Aside from the government's support for the nursing home sector as a whole, he says that having a private equity fund owner gives the company an advantage. While some nursing home operators face constraints when it comes to resources, Orange Valley is able to request more funding to pursue opportunities if it has business propositions that make sense.
Also, as a larger group, Orange Valley is able to enjoy greater economies of scale. For example, the company has a central kitchen that cooks for all six nursing homes instead of having meals cooked separately at each location. This also helps the company to have better control over food quality.
"As a bigger group, it allows us to experiment with different models of care. With six branches, we can try out a model in one home and if it is successful, we can roll it out to the other homes. If we only have one facility, it is hard to try new things and run normal operations at the same time," explains Dr Khoo.
Another growth opportunity that Orange Valley sees is the overseas market.
"In the past, we were very focused on Singapore as our main business. But over the past year, we have started looking at regional opportunities - in particular, China," says Dr Khoo.
He adds that the company has been approached by various parties to collaborate with them on nursing home projects in China as they have a high regard for the Singapore healthcare system.
Just a few months ago, Orange Valley signed a memorandum of understanding with CapitaLand in Guangzhou to develop an eldercare facility.
Dr Khoo says that of all the markets the company is looking at, China is the most ready due to its ageing population as a result of the one-child policy.
"They don't have many good nursing homes and there is a gross shortage of supply. All of the Asian markets are ageing, but in markets like Indonesia, there is still a strong mindset that the elderly should be cared for in the family. The idea of a nursing home might take a while before it becomes a viable business proposition," he explains.

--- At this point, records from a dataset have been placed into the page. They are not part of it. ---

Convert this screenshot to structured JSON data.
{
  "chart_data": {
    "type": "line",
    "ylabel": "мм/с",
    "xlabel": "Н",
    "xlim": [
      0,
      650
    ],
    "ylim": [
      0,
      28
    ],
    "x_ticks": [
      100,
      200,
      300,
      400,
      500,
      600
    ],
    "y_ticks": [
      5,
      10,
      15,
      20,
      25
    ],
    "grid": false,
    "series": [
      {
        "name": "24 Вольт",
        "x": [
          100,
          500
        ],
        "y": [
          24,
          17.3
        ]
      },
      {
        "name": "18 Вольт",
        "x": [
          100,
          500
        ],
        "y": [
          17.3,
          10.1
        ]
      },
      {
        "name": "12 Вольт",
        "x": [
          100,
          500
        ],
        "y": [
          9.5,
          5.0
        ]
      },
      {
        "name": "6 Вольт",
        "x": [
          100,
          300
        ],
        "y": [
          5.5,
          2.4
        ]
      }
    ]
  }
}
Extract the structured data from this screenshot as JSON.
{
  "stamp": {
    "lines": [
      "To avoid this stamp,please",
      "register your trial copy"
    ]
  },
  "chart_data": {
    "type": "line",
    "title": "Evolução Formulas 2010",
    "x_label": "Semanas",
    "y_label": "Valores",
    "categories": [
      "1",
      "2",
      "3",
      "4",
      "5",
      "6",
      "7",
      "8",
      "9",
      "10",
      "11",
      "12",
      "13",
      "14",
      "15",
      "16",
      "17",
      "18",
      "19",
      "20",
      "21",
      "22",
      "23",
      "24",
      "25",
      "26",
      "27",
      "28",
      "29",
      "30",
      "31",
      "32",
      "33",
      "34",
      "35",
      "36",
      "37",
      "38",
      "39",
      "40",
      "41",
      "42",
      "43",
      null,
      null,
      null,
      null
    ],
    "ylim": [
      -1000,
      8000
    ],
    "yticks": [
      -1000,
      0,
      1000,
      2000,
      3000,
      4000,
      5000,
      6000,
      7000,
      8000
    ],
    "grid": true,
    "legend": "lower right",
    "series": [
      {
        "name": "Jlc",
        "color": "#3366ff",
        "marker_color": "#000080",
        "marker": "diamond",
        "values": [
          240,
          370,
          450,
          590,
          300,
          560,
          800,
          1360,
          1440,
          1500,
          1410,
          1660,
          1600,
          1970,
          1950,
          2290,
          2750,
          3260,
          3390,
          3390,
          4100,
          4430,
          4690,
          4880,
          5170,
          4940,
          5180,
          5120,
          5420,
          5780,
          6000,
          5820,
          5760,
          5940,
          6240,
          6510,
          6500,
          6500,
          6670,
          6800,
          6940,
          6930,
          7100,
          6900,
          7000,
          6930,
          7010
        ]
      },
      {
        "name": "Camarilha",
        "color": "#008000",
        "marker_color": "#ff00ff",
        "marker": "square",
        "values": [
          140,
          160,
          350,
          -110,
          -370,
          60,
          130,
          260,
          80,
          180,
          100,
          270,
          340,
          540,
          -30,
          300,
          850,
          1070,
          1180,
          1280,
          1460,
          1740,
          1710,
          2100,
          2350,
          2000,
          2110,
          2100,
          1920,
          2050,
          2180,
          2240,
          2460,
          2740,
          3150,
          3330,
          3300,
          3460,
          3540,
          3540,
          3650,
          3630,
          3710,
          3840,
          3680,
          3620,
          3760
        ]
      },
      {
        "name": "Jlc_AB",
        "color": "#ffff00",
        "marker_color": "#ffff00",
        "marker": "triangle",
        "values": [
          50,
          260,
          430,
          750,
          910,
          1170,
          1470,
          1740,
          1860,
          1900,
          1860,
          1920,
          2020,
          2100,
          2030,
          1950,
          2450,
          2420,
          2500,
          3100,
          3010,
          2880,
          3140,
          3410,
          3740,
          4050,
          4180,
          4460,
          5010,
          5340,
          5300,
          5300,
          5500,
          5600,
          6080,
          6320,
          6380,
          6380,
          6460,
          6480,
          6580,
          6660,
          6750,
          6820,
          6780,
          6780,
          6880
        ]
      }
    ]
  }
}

Orange Valley may be benefiting from the growing ageing population and rising demand for eldercare services, but it still faces challenges as an SME.
Rent is not a big factor as it owns some of its facilities and some are leased from the government, which is "quite a reasonable landlord", says Dr Khoo.
"Manpower is always an issue in the healthcare sector, even in big hospitals. When it comes to SMEs, it gets even more challenging," he says.
To cope with the labour crunch, Orange Valley has been looking at different sources of manpower. The company used to bring in workers from the Philippines, but it is now looking at places like Myanmar.
The company is also trying to attract locals to the business by participating in job fairs, and is looking at how to redesign jobs to attract Singaporeans to the sector.
"I am part of the ILTC (intermediate and long-term care) manpower council and we constantly discuss how we can work together as an industry to raise the profile of the sector so that people are more aware of it and the advantages of joining us," he says.
Dr Khoo says he expects demand for eldercare services and nursing homes to continue to grow.
"What we hope to do, besides growing our capacity in tandem with demand, is to offer more options for consumers. In the future, I imagine that when we build nursing homes, we may build homes with more selection of room types, with a higher proportion of single and double rooms, so they can choose," he says.
Dr Khoo adds that over the next 20 years, consumers will be more discerning and there will be people who have the ability and the desire to be cared for in an environment that is better than what's available today.
"As the government ramps up capacity, our question is how we can improve our quality of care and offer value for money," he concludes.